Vi ringraziamo di cuore per aver aderito a questa iniziativa, anche perché è un sì coraggioso, è aderire a una cosa nuova, un po’ sconosciuta. In questo senso ringraziamo molto la professoressa Eugenia Scabini, che ha dedicato quasi tutta la sua vita al tema della famiglia ed è un’autorità nel campo e il professor Mauro Magatti, Sociologo dell’Università Cattolica. Sarà poi presente anche l’Onorevole Massimiliano Salini eurodeputato, in arrivo da Bruxelles. Passo quindi la parola alla professoressa Scabini di cui conosciamo l’impegno e gli scritti su un tema che a noi sta molto a cuore.
Eugenia Scabini
E’ sempre piacevole fare le cose quando sono iniziali, c’è sempre una grazia nell’inizio: l’inizio è sempre una momento speciale e quindi mi piace partecipare a una cosa che inizia. Propongo qualche idea senza la preoccupazione di una proposta esaustiva; propongo idee che sono sicuramente frutto di quello che ho studiato, ma anche di quello che ho vissuto, perché mi pare che in questo contesto sia quello che posso più trasmettere.

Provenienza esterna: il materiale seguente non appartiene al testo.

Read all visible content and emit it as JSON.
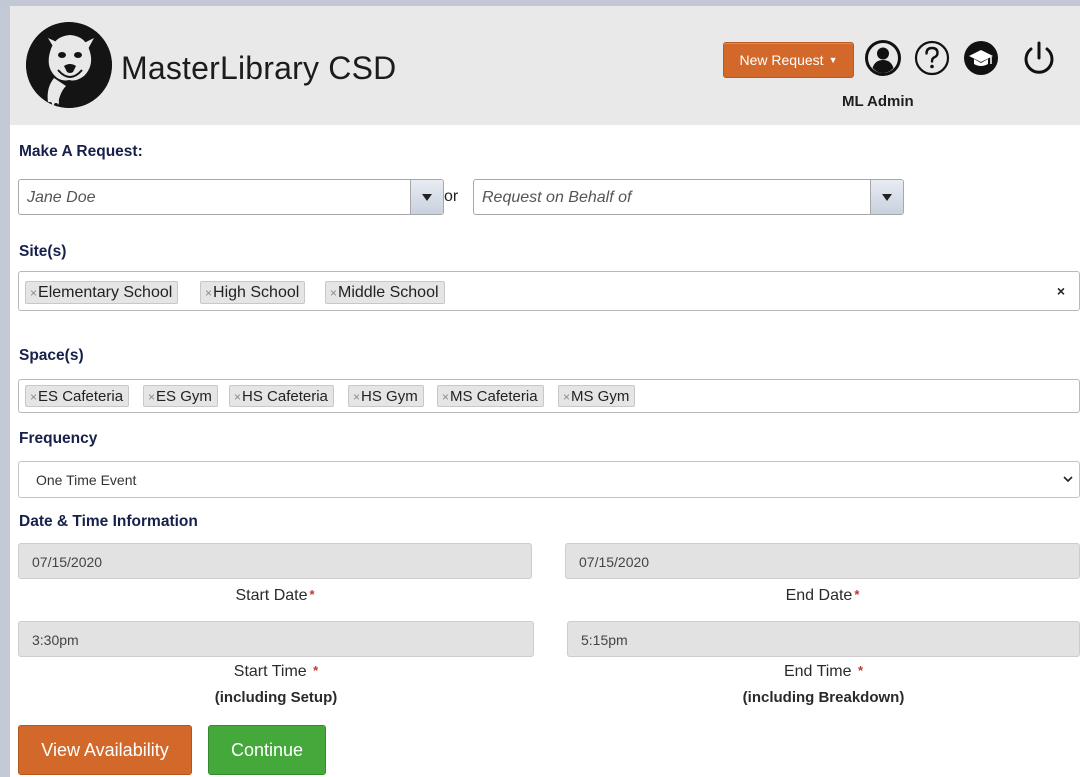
{
  "header": {
    "app_title": "MasterLibrary CSD",
    "new_request_label": "New Request",
    "user_label": "ML Admin",
    "icons": [
      "user-circle-icon",
      "help-icon",
      "graduation-cap-icon",
      "power-icon"
    ]
  },
  "request": {
    "section_label": "Make A Request:",
    "requester_value": "Jane Doe",
    "or_label": "or",
    "behalf_value": "Request on Behalf of"
  },
  "sites": {
    "label": "Site(s)",
    "tags": [
      "Elementary School",
      "High School",
      "Middle School"
    ],
    "clear_label": "×"
  },
  "spaces": {
    "label": "Space(s)",
    "tags": [
      "ES Cafeteria",
      "ES Gym",
      "HS Cafeteria",
      "HS Gym",
      "MS Cafeteria",
      "MS Gym"
    ]
  },
  "frequency": {
    "label": "Frequency",
    "selected": "One Time Event"
  },
  "datetime": {
    "label": "Date & Time Information",
    "start_date": "07/15/2020",
    "end_date": "07/15/2020",
    "start_date_label": "Start Date",
    "end_date_label": "End Date",
    "start_time": "3:30pm",
    "end_time": "5:15pm",
    "start_time_label": "Start Time",
    "end_time_label": "End Time",
    "start_time_note": "(including Setup)",
    "end_time_note": "(including Breakdown)",
    "required_mark": "*"
  },
  "actions": {
    "view_availability": "View Availability",
    "continue": "Continue"
  },
  "colors": {
    "accent_orange": "#d2692b",
    "success_green": "#45a83b",
    "label_navy": "#16204a"
  }
}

Dico subito che il messaggio fondamentale che mi piacerebbe dare, e su cui si può un po’ riflettere, è che la condizione dell’essere nonni, se la si vive bene, aiuta a un pensiero lungo, aiuta a un pensiero per generazioni. A me parre che se mettiamo a fuoco questo aspetto possiamo dare un contributo importante, proprio perché il pensiero lungo, il pensiero per generazioni, è ciò che più oggi ci manca, ed è invece quello che più è richiesto in momenti di grandi trasformazioni, come quello attuale. Infatti, nei momenti di grandi trasformazioni si fa fatica a immaginare cosa succede nel futuro; invece riuscire a custodire e mantenere questa possibilità di un pensiero lungo, di un pensiero per generazioni, è una cosa importantissima.
Quando si genera un figlio è preponderante il potere di sé, cioè nel figlio uno istintivamente manifesta la propria potenza, è orgoglioso: il figlio è come testimone della capacità del genitore. E’ molto più difficile in genere, ma soprattutto nell’epoca odierna, vedere il figlio come un generato, ma un generato che in futuro diventerà un generante. Questa è una idea che la cultura odierna non dà, mentre la cultura passata l’aveva di più: il figlio porta avanti la storia famigliare. Nella società odierna accade quello che io chiamo rispecchiamento, cioè nel figlio si vede se stessi, più che qualcosa che va avanti ed è molto difficile che si possa anche intravvedere nel figlio il futuro generante, il futuro genitore. Il rapporto tra le generazioni dei genitori e dei figli, il rapporto cioè tra generazioni contigue, ha sempre una certa ambivalenza, e sempre l’ha avuta. Il rapporto fra generazioni precedenti e susseguenti non è mai stato un rapporto facile; la generazione precedente ha voluto dominare quella seguente a lungo, lasciandole poco spazio. Adesso noi abbiamo inventato una nuova modalità di intrappolamento, che è quella della “famiglia lunga”: un grande coinvolgimento, ma se volete è un’altra forma di controllo, di non permettere ai figli di andare avanti.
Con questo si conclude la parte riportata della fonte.